Asymptotic behavior of the Bessel function $J_\nu$ as $\nu \to \infty$ is given by $$ J_\nu(z) = \frac 1 {\sqrt {2 \pi}} \left( \frac {e z} {2 \nu} \right)^\nu \left( \nu^{-1/2} - \frac {3 z^2 + 1} {12} \nu^{-3/2} + O(\nu^{-5/2}) \right). $$ This post very nicely shows how to derive this from the integral representation of the Bessel function on the real axes $$ J_\nu(z) =\frac {z^\nu} {2^\nu \sqrt \pi \, \Gamma {\left( \nu + \frac 1 2 \right)}} \int_{-1}^1 (1 - t^2)^{\nu - 1/2} \cos z t \, dt. $$ Is there a way to obtain the same expansion from the integral representation in the complex plane $$ J_\nu (z) = \frac{1}{2\pi i} \int_{\mathcal C} e^{z \sinh t - \nu t} dt~? $$ Here the contour $\mathcal C$ goes from $u_x \to \infty$ and $u_y = -\pi$, continues to $u_x \to -\infty$ and $u_y = 0$ and finally returns to $u_x \to \infty$ and $u_y = \pi$.

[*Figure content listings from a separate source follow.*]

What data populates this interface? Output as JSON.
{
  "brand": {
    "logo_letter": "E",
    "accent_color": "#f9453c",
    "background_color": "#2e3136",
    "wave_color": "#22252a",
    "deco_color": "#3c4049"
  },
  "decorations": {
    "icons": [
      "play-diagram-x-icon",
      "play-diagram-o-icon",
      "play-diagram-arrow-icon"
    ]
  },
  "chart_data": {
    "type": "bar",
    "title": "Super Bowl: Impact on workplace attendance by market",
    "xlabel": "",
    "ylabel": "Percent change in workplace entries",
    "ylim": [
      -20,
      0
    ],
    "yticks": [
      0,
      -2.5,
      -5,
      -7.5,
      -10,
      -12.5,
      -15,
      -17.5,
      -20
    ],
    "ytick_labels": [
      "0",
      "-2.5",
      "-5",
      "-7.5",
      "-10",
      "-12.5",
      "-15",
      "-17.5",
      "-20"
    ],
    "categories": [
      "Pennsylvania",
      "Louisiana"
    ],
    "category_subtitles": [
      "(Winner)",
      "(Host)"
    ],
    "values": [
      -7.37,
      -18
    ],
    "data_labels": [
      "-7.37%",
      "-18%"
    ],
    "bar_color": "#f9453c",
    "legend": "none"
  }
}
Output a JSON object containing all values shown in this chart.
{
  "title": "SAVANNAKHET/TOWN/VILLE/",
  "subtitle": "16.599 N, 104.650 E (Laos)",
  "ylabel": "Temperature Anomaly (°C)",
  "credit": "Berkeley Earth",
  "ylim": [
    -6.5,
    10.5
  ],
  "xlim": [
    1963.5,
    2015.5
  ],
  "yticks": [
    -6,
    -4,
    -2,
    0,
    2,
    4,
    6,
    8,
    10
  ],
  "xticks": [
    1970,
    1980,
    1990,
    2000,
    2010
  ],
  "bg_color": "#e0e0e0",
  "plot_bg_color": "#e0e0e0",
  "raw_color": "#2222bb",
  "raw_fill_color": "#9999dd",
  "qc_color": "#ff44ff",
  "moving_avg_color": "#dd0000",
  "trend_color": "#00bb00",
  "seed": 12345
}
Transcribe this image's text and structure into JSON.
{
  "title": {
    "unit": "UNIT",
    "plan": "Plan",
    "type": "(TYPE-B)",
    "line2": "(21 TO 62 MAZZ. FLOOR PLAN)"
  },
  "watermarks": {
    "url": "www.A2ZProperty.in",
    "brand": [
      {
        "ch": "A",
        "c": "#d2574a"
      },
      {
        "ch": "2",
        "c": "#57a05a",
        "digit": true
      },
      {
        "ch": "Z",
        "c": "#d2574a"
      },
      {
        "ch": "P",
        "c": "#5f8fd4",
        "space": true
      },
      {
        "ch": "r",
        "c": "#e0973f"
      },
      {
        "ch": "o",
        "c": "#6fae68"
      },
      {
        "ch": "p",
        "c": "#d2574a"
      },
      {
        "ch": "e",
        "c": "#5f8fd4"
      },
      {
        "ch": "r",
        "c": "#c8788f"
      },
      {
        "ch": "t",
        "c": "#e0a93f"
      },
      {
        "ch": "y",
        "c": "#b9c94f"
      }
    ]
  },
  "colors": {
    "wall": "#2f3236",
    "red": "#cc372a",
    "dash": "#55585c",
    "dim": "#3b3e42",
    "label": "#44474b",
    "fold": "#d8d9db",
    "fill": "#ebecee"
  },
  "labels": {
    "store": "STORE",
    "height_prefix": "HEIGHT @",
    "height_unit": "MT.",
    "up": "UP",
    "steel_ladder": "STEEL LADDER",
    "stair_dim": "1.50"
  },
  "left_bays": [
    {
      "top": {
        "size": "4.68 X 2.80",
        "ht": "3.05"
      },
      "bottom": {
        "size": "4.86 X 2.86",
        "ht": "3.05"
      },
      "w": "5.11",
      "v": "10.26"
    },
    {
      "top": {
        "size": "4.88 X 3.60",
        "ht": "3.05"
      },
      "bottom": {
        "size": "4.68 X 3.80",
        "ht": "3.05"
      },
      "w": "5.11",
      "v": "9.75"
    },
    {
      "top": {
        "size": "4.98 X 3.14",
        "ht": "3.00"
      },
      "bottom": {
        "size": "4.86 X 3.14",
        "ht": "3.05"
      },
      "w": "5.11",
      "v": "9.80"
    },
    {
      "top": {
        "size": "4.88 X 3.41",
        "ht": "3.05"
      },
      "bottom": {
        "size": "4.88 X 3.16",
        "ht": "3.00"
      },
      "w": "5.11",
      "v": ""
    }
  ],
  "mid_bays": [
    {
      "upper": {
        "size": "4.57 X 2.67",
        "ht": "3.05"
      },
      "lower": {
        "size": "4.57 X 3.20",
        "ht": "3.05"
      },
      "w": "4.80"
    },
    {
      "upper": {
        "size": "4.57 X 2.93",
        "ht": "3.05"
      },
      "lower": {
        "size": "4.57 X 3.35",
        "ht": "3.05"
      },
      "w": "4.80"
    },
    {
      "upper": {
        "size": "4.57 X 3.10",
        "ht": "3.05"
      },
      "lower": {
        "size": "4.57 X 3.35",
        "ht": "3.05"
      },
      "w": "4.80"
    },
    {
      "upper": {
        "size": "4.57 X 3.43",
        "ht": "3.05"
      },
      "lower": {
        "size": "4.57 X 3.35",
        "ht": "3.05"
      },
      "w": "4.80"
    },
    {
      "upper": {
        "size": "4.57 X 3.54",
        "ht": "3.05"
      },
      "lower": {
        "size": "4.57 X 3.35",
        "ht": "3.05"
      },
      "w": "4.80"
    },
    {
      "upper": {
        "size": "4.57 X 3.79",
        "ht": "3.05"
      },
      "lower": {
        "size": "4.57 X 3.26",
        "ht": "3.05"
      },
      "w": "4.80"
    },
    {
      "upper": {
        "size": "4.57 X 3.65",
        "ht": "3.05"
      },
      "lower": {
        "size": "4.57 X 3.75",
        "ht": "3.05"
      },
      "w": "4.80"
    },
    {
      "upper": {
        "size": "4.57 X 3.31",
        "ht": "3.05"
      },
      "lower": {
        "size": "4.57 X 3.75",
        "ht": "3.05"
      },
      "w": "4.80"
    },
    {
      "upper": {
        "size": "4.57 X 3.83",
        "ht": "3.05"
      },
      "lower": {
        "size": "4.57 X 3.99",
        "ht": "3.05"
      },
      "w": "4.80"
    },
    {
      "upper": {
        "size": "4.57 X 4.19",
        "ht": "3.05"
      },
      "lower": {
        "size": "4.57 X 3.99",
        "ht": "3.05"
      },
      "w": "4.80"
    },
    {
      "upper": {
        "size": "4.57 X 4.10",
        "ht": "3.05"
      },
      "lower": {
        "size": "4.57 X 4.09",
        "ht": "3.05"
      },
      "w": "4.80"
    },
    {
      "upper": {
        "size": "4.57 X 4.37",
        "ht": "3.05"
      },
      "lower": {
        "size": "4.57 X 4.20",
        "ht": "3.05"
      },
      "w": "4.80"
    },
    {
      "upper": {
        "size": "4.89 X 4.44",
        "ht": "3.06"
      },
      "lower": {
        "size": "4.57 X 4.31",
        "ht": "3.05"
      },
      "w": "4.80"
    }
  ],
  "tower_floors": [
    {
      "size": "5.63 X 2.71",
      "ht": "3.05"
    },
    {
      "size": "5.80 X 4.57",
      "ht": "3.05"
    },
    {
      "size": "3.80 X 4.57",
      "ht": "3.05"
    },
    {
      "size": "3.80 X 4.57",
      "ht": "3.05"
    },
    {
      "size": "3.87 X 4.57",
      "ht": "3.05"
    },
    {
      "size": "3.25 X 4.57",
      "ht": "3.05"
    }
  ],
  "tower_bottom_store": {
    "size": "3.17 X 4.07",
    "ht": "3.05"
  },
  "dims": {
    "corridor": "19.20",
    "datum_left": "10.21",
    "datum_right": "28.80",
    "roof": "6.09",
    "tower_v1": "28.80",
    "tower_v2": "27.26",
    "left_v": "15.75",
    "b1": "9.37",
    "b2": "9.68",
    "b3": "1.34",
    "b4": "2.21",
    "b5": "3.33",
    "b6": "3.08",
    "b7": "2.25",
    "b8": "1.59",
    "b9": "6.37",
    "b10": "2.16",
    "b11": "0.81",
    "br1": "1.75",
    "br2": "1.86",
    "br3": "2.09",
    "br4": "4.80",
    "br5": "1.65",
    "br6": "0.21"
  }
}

How would one approach constructing this expansion here without returning to the real axes integral representation? Can one use something like a saddle point method or Watson's lemma or something like that? This is usually done for obtaining the $z\to \infty$ expansion.
If this is for some reason a particularly bad approach, or not possible, I'd be interested in knowing the reasons why?